Dáil debates

Wednesday, 19 October 2022

Mother and Baby Institutions Redress Scheme: Motion [Private Members]

 

10:32 am

Photo of Pauline TullyPauline Tully (Cavan-Monaghan, Sinn Fein) | Oireachtas source

I thank the Social Democrats for tabling this motion and giving us an opportunity to discuss the mother and baby institutions redress scheme.

The make up of the scheme is very disappointing. It is exclusionary rather than inclusive. People who were resident in mother and baby institutions for six months or less are deeply disappointed and distressed to find out that they remain excluded from the scheme. Inclusion and equality are clearly missing from the proposed scheme. It seems to be more about achieving reduced costs and reduced liability. What it has achieved is an increased mistrust among survivors, which was already high as a direct result of their appalling treatment by successive Governments. Provisions seeking to deny or limit liability by the State or other private entities should not be included in this legislation or in the payment scheme. It is simply not good enough. It is time for this Government to respect all mother and baby home survivors and families.

It is also vitally important that the relevant religious congregations and pharmaceutical organisations do not avoid accountability. They must contribute significant finances to fund the scheme. Substantive recourse from these bodies needs to be insisted upon immediately. It is time that religious institutions and pharmaceutical companies are forced to compensate survivors for the harm and suffering they caused.

There is no recognition of the hurtful trauma experienced by children separated at birth from their mothers. The exclusion of children resident in a home for less than six months is a dereliction of the State’s responsibility to all survivors. The recommendations and views shared by survivors conducted by Oak Consulting have been largely ignored. The concerns raised by Dr. Niall Muldoon, Special Rapporteur on Child Protection, in a report commissioned by the Minister are not reflected in the redress plans either. The UN special rapporteur, UN Human Rights Committee and UN human rights experts have individually called for appropriate compensation, removal of legal waivers and for any scheme to address child victims of racial discrimination within Irish institutions from 1940 until the 1990s. These calls have also been largely ignored. This is totally unacceptable. It is time to change the redress scheme to meet the needs of survivors and families.

What this current scheme does is effectively create a hierarchy of suffering. We know the majority of survivors spent six months or less in a mother and baby home or county home. The commission’s authors state this. The Irish Human Rights and Equality Commission, IHREC, is calling for the legislation to be amended to remove the requirement of a six-month stay to ensure that all children who were resident in a relevant institution and-or were adopted are eligible to apply to the scheme.

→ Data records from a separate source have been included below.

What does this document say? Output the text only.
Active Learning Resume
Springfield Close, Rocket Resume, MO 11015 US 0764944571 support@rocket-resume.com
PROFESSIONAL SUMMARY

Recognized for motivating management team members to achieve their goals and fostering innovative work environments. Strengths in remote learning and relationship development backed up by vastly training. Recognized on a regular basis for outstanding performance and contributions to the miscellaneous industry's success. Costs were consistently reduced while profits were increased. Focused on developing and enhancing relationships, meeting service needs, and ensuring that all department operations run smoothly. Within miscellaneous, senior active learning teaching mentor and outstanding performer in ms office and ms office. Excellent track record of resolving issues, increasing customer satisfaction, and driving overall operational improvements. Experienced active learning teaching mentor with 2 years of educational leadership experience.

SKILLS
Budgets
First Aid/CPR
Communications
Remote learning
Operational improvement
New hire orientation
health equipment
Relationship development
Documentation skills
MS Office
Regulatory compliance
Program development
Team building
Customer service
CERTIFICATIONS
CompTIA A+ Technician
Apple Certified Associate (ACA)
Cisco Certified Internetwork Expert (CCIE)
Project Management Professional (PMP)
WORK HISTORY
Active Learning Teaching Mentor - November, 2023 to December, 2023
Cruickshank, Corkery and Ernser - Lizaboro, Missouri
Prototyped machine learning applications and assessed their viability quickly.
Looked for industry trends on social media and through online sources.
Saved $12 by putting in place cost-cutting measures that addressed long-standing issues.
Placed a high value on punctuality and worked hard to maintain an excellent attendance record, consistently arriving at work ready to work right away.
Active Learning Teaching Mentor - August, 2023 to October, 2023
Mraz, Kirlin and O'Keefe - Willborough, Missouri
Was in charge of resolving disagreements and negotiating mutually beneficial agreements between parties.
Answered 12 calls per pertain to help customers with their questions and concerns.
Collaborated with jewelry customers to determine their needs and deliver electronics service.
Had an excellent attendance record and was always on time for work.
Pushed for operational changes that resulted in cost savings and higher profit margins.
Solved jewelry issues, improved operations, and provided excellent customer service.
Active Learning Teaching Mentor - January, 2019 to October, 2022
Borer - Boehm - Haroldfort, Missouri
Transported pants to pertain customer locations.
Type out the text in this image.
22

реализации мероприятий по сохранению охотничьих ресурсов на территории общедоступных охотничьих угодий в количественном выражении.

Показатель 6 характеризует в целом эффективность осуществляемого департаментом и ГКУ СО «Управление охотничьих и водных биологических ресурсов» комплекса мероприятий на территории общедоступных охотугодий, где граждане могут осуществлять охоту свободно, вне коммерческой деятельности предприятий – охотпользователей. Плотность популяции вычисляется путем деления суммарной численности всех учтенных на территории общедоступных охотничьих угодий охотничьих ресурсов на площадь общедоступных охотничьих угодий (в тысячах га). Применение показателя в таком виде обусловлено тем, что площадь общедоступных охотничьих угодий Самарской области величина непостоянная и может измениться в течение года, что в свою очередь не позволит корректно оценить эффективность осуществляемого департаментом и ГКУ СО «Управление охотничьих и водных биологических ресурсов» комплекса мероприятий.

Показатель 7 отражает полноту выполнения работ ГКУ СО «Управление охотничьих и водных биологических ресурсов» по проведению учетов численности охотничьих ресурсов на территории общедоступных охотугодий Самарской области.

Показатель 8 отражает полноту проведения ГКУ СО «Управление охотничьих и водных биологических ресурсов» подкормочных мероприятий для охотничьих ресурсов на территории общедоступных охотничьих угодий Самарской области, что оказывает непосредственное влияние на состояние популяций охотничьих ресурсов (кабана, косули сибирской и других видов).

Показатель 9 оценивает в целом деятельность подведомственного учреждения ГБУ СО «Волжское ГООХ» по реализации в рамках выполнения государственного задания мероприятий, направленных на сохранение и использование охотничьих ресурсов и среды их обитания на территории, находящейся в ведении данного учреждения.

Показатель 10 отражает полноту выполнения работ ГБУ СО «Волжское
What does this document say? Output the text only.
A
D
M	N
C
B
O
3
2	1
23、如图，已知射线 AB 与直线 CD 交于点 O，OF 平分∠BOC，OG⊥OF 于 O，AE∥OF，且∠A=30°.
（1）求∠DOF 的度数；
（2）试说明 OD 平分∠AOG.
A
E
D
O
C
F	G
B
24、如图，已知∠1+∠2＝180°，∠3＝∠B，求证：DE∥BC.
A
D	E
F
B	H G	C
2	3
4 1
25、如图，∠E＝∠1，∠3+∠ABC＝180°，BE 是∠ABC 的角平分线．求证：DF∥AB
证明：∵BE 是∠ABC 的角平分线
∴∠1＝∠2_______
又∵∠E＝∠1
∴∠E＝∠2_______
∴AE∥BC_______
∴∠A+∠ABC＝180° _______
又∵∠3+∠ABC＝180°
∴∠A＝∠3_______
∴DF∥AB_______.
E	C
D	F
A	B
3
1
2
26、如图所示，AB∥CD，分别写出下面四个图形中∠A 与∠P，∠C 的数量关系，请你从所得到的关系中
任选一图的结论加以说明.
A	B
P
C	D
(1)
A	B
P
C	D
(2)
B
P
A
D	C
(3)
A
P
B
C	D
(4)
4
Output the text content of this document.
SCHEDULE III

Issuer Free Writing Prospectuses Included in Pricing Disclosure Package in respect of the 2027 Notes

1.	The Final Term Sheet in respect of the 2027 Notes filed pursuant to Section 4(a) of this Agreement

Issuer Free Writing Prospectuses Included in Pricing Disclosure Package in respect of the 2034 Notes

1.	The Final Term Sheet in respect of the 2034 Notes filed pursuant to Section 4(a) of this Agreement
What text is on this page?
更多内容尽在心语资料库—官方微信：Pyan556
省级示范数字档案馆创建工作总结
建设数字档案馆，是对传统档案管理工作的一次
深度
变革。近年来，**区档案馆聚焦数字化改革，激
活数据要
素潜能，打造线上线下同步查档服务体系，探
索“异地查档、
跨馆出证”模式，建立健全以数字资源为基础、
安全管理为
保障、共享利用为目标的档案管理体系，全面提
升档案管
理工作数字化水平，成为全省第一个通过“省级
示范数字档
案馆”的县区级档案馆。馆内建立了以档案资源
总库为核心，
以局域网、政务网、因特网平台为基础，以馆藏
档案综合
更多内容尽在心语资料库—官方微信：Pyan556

The Minister's rowing back on appointing a human rights expert to examine testimony given to the Commission of Investigation into Mother and Baby Homes is unacceptable. The Irish Council for Civil Liberties wrote to the Minister setting out exactly why this is essential. The Minister has once again ignored this plea. Instead he has opted to introduce a new initiative to support survivors to tell their personal stories so that they can be formally recorded and accepted as part of the official record.

While we welcome the development of a national site of remembrance and interpretation, as proposed for Seán MacDermott Street, new testimony will not remedy the problem that came to light in June 2021 that the vast majority of the evidence given by survivors to the commission was not effectively considered. An independent examination of the testimony given to the commission is vital to ensure justice is done because a human rights legal expert will be able properly to assess whether there is evidence of human rights abuse and potentially crimes that must be investigated in the original testimony given by survivors.

The gathering of stories outside of a formal legal process does not meet Ireland’s human rights obligations to ensure truth, justice and accountability under the International Covenant on Civil and Political Rights, ICCPR, the European Convention on Human Rights, ECHR, and our Constitution’s protection of due process and fair procedures. No justice can be delivered if the evidence never comes to light or is maintained in a parallel system of evidence gathered outside a formal legal process.

All those affected need to be treated equally and fairly regardless of how long they spent in an institution. It does not matter what age a person was when he or she was removed from their families. It has had an impact on him or her. The Government must respect all mother and baby home survivors and families. It must change the redress scheme to meet the needs of all survivors and families and it must force religious institutions and pharmaceutical companies to contribute significant finances for the compensation of survivors and families.